(Paris) « J’ai regardé ma fille et me suis dit : “je ne veux pas voir mon bébé broyé sous les roues de ce camion” » : une rescapée de l’attentat de Nice en 2016 a raconté vendredi, devant la cour d’assises spéciale de Paris, comment elle s’était jetée sous le camion-bélier pour sauver son enfant.

Le soir du 14 juillet 2016, Hager Ben Aouissi et sa fillette de quatre ans attendaient leur tour près d’un stand de bonbons sur la Promenade des Anglais quand soudain la petite fille s’exclame : « Maman, il y a un camion ! ».

Les terrifiantes images de vidéosurveillance diffusées à l’audience au début du procès ont montré le camion de 19 tonnes conduit par un Tunisien, Mohamed Lahouaiej-Bouhlel, foncer volontairement vers ce stand entouré d’une foule dense, essentiellement des familles avec des enfants, en ce soir de fête nationale française.

PHOTO ANDREW TESTA, NEW YORK TIMES

L’attaque au camion-bélier a fait 86 morts et plus de 400 blessés sur la Promenade des Anglais le 14 juillet 2016.

Lunettes noires à cause de séquelles sur un œil, Hager, 38 ans, soutenue à la barre par sa jeune sœur Lobna, poursuit son récit d’une voix essoufflée : « j’ai le sentiment horrible que ma fille va mourir ».  

Courir ? Le camion arrivait trop vite.

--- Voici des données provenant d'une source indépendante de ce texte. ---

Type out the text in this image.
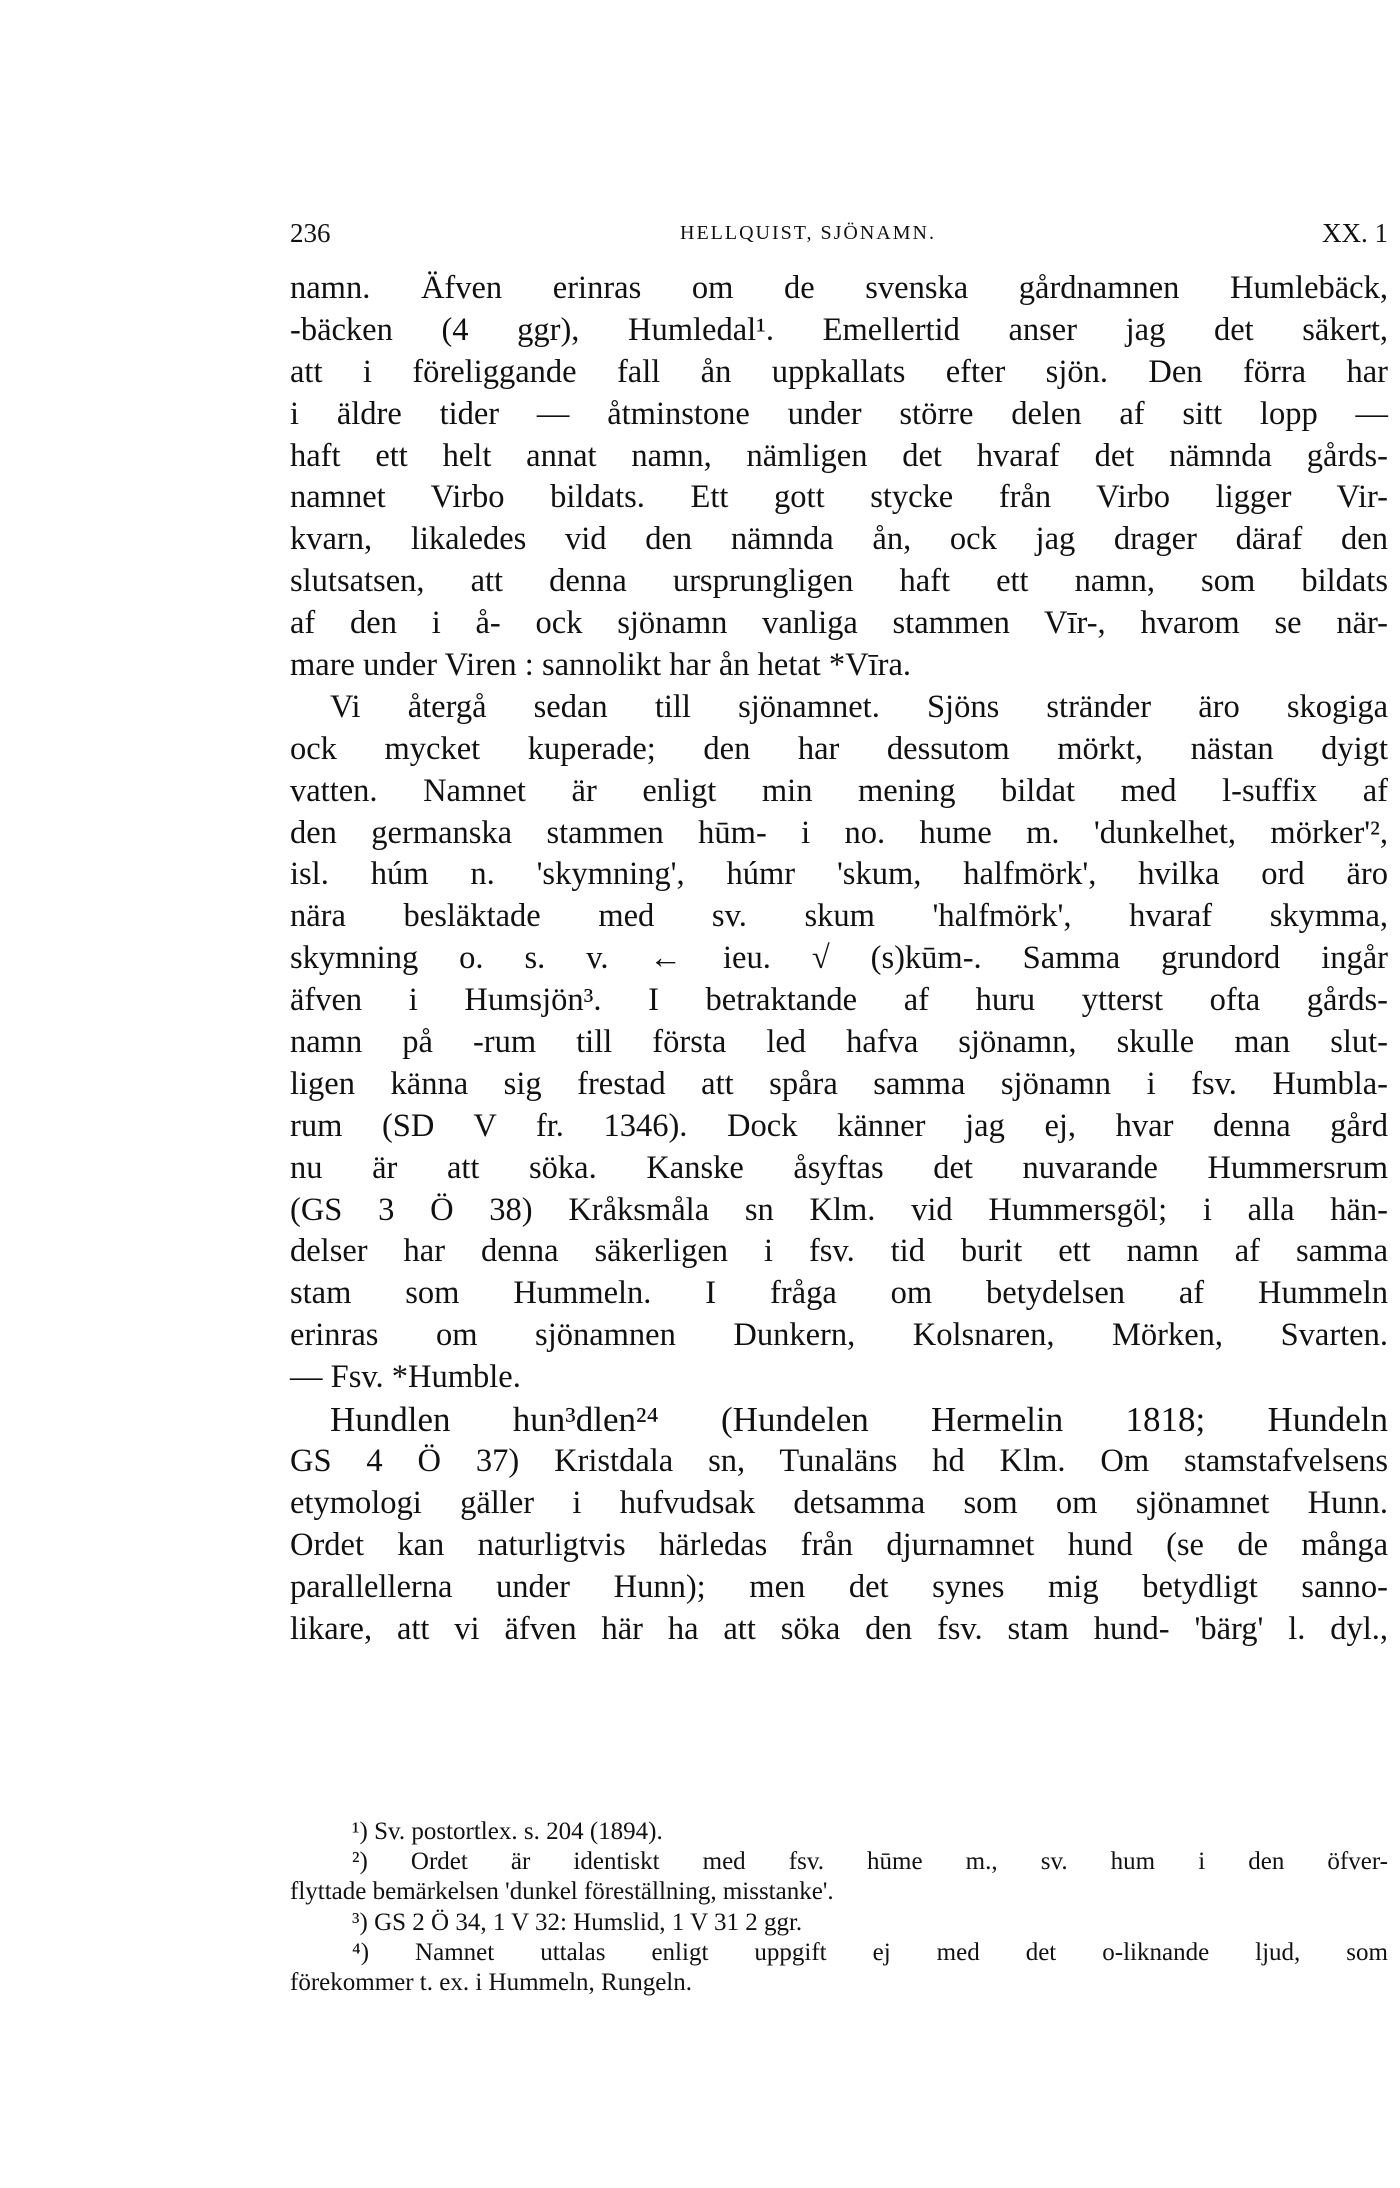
236	HELLQUIST, SJÖNAMN.	XX. 1
namn. Äfven erinras om de svenska gårdnamnen Humlebäck,
-bäcken (4 ggr), Humledal¹. Emellertid anser jag det säkert,
att i föreliggande fall ån uppkallats efter sjön. Den förra har
i äldre tider — åtminstone under större delen af sitt lopp —
haft ett helt annat namn, nämligen det hvaraf det nämnda gårds-
namnet Virbo bildats. Ett gott stycke från Virbo ligger Vir-
kvarn, likaledes vid den nämnda ån, ock jag drager däraf den
slutsatsen, att denna ursprungligen haft ett namn, som bildats
af den i å- ock sjönamn vanliga stammen Vīr-, hvarom se när-
mare under Viren : sannolikt har ån hetat *Vīra.
Vi återgå sedan till sjönamnet. Sjöns stränder äro skogiga
ock mycket kuperade; den har dessutom mörkt, nästan dyigt
vatten. Namnet är enligt min mening bildat med l-suffix af
den germanska stammen hūm- i no. hume m. 'dunkelhet, mörker'²,
isl. húm n. 'skymning', húmr 'skum, halfmörk', hvilka ord äro
nära besläktade med sv. skum 'halfmörk', hvaraf skymma,
skymning o. s. v. ← ieu. √ (s)kūm-. Samma grundord ingår
äfven i Humsjön³. I betraktande af huru ytterst ofta gårds-
namn på -rum till första led hafva sjönamn, skulle man slut-
ligen känna sig frestad att spåra samma sjönamn i fsv. Humbla-
rum (SD V fr. 1346). Dock känner jag ej, hvar denna gård
nu är att söka. Kanske åsyftas det nuvarande Hummersrum
(GS 3 Ö 38) Kråksmåla sn Klm. vid Hummersgöl; i alla hän-
delser har denna säkerligen i fsv. tid burit ett namn af samma
stam som Hummeln. I fråga om betydelsen af Hummeln
erinras om sjönamnen Dunkern, Kolsnaren, Mörken, Svarten.
— Fsv. *Humble.
Hundlen hun³dlen²⁴ (Hundelen Hermelin 1818; Hundeln
GS 4 Ö 37) Kristdala sn, Tunaläns hd Klm. Om stamstafvelsens
etymologi gäller i hufvudsak detsamma som om sjönamnet Hunn.
Ordet kan naturligtvis härledas från djurnamnet hund (se de många
parallellerna under Hunn); men det synes mig betydligt sanno-
likare, att vi äfven här ha att söka den fsv. stam hund- 'bärg' l. dyl.,
¹) Sv. postortlex. s. 204 (1894).
²) Ordet är identiskt med fsv. hūme m., sv. hum i den öfver-
flyttade bemärkelsen 'dunkel föreställning, misstanke'.
³) GS 2 Ö 34, 1 V 32: Humslid, 1 V 31 2 ggr.
⁴) Namnet uttalas enligt uppgift ej med det o-liknande ljud, som
förekommer t. ex. i Hummeln, Rungeln.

Je n’avais pas le temps. Une seule chose comptait : protéger ma fille. Je me dis que je vais essayer de passer sous le camion entre ses roues ».

Hager Ben Aouissi

Elle demande à sa fille de se coucher sur le sol, lui passe une main sous la tête et la couvre de son corps. Le camion arrive.

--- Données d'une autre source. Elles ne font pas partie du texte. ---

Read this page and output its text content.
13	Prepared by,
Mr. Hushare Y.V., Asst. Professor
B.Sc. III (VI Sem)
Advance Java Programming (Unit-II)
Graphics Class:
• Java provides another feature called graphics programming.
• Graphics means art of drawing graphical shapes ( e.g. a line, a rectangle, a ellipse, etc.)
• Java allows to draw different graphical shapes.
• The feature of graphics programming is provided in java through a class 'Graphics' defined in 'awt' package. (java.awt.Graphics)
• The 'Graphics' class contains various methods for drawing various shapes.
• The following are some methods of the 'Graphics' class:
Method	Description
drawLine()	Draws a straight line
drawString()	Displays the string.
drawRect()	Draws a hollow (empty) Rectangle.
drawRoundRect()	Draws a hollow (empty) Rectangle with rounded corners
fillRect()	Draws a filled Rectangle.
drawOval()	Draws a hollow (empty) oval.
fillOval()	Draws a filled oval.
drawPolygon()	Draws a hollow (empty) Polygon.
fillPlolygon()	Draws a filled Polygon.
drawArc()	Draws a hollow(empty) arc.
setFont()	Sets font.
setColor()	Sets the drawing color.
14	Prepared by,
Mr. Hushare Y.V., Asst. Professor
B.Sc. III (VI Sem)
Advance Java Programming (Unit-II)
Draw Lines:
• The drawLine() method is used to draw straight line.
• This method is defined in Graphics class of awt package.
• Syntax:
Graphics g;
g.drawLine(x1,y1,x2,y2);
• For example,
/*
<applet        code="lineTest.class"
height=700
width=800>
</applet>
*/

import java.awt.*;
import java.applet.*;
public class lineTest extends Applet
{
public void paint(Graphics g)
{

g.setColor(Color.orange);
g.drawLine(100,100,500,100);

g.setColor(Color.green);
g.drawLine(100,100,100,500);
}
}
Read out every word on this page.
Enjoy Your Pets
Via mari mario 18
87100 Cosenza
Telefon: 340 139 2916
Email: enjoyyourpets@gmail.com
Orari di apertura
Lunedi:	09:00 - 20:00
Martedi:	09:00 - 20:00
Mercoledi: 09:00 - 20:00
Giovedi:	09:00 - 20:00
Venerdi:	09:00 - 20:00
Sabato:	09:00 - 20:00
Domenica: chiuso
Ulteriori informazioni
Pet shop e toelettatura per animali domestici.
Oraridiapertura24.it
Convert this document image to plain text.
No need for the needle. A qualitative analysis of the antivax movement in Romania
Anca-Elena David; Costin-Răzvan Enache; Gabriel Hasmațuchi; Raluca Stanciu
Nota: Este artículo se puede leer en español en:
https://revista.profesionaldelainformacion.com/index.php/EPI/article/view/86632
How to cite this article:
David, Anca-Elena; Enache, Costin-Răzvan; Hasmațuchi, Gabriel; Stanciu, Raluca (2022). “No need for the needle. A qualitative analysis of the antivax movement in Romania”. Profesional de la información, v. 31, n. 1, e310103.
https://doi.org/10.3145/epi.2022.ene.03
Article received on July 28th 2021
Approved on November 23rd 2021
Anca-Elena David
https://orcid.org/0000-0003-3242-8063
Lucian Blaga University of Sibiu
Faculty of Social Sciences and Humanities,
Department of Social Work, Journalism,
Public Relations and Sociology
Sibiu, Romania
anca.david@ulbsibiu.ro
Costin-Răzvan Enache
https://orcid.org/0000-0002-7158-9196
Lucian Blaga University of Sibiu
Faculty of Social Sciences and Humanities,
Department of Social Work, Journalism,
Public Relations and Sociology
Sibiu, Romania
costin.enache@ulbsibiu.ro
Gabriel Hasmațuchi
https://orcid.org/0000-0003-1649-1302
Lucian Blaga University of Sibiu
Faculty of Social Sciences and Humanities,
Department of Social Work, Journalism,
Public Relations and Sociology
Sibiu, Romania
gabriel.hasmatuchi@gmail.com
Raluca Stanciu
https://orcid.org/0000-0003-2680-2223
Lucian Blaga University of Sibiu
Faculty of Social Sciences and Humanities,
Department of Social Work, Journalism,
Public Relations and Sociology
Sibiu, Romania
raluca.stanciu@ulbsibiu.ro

« Les choses vont très vite. Je sens un choc. C’est le noir total, un bruit atroce comme un rideau de fer qui se baisse. Et puis la lumière, le camion nous dépasse ».

Hager reste allongée. « Je ne sais pas si je suis morte ou vivante ». Des cris de sa fillette la sortent de sa torpeur. « Maman, tu saignes… Ma fille avait la mâchoire qui tremblait, le regard terrifié ». Près d’elles, des corps broyés, déchiquetés.

« Comme un zombie »

« Ma fille se souvient de tout. Moi, j’ai perdu la mémoire de certains moments de ce soir-là. J’aimerais tellement que ce soit sa mémoire à elle qui fasse défaut et pas la mienne », confie-t-elle.

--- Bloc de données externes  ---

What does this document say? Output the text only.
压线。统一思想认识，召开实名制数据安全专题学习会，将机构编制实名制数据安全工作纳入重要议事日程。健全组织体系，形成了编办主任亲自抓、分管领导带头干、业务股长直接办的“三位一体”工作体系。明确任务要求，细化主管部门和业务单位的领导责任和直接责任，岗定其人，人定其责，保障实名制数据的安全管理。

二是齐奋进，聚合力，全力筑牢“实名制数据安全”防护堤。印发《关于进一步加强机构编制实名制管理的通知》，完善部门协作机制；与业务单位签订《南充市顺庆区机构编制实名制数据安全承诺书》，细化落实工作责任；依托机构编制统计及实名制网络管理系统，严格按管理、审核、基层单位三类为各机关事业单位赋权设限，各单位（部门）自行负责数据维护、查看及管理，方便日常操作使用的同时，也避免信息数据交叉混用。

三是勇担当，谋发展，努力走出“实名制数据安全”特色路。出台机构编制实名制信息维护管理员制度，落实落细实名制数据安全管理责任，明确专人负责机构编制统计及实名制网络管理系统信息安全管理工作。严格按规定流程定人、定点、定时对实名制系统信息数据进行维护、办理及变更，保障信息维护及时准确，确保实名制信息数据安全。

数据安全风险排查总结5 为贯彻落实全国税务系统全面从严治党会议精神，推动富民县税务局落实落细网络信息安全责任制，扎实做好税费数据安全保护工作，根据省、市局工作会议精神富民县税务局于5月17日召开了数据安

Grâce à son geste insensé, Hager a sauvé sa fille, âgée aujourd’hui d’une dizaine d’années, mais celle-ci souffre de séquelles psychologiques.

Elle doit être entendue par la cour mardi en visioconférence depuis Nice.

Après l’attentat, la fillette était comme « un zombie », raconte Hager : elle doit remettre des couches, reprend le biberon…

« Elle a aussi repris la tétine. Aujourd’hui encore, elle ne sort jamais sans sa tétine. Elle n’a plus jamais dormi dans sa chambre. Pendant les trois ans qui ont suivi, elle ne dormait qu’à cheval sur moi, dans le canapé », raconte Hager.

Sa fille est « en hyper vigilance ». Chaque été quand le mois de juillet arrive, « elle fait des crises de panique ».

Il a fallu déscolariser la petite fille qui ne supporte plus ni les cris, ni les bousculades.

« Les regards, les moqueries des autres sont devenues pour elle insupportables. Elle s’empêche de vivre, elle se déteste, elle se trouve nulle », poursuit Hager en pleurant. L’enfant est aujourd’hui dans une petite structure accueillant seulement sept élèves.

Hager parle de l’enfance « gâchée » de sa fille, rythmée désormais par les rendez-vous quasi quotidiens chez les psychologues.

La fillette a régulièrement des « crises de reviviscence » qui la replonge dans l’horreur de la nuit du 14 juillet.

Comme beaucoup d’adultes survivants, l’enfant souffre aussi d’un complexe de culpabilité. « Elle dit que c’est elle qui voulait des bonbons et que c’est à cause d’elle » que nous nous sommes retrouvés dans la trajectoire du camion, dit sa mère effondrée.

Elle se reprend et très digne, le ton plus ferme, elle dit : « Nos enfants ne retrouveront jamais leur enfance, volée, brisée. Mais on peut leur faire comprendre qu’il y a une justice, qu’une horreur pareille, ça ne reste pas impuni ».